Public speaking is America’s biggest phobia, according to a survey on American Fears conducted by Chapman University. So how do you give a wedding toast if you’re shy? After all, one out of four of your neighbors are terrified of getting up before a crowd and talking.
It’s not as hard as you think. Here are some quick tips:
- Don’t drink before talking. Keep your head clear for obvious reasons.
- Script your toast. You don’t want your head to go blank. Ultimately, the root cause of nervousness is your fear of embarrassing yourself in front of a large crowd. Your heartfelt, scripted remarks, removes your fear of spacing out and fumbling through the toast.
- Talk clearly and project your voice. Timid toasters often keep their heads down and mumble their words. Instead, hold your head high talk with confidence.
- Rehearse. Even though your toast is scripted, rehearse it at least twelve times. That’s correct: twelve times. You want to know it so well that you don’t need your notes. Nonetheless, you WILL use your notes, because that removes your chance of blanking out.

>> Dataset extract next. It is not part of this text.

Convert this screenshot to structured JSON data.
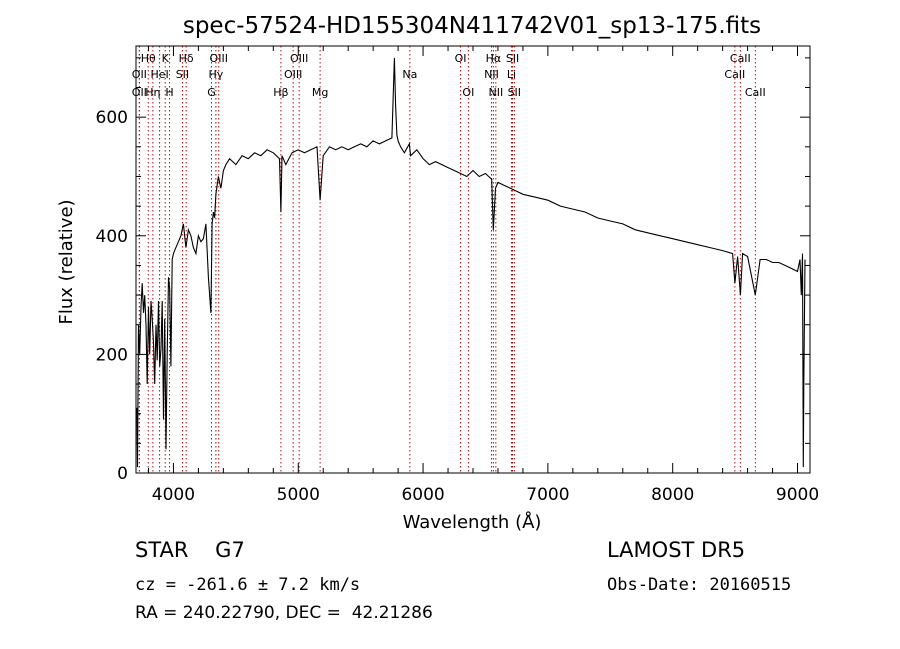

- Keep it short. Almost all toasts are too long. Few people are pros. So, wedding guests appreciate toasters who get to the point and wrap up within a couple of minutes.
- Start strong. Introduce yourself and your connection to the couple. You might say, “My name is Lori Smith, and I have the honor of toasting the most wonderful friend I’ve ever known.”
- You have two goals: make ‘em laugh and make ‘em cry. And do it quickly. In other words, humor and sentiment are key ingredients to making a great toast. Sentiment is easy, humor, though is hard. You can find a corny wedding joke online and use it to transition to the sentimental. For example:
“I just saw two nuclear technicians getting married. The bride was radiant and the groom was glowing.”
Corny? Yes, but it’ll get a nice chuckle. Then marry the quip to the sentiment:
“And you know, [bride’s name], you truly are radiant today. And as for my friend, [groom’s name], we don’t typically use the word “glowing” to describe a groom. But I’ve noticed something about him. Every time your name comes up, his eyes light up. Every time you walk into the room, his eyes light up. Yes, it’s safe to say you’re glowing today, [groom’s name].”
At this point, you’ll hear “awww” rise up from your captive audience.
Finally, run it by someone you trust to critique your toast. How to give a wedding toast if you’re shy? Follow these steps and you’ll feel so prepared, your shyness will quickly fade the day of the big event. You CAN do it. You WILL do it. Relax, and enjoy the experience!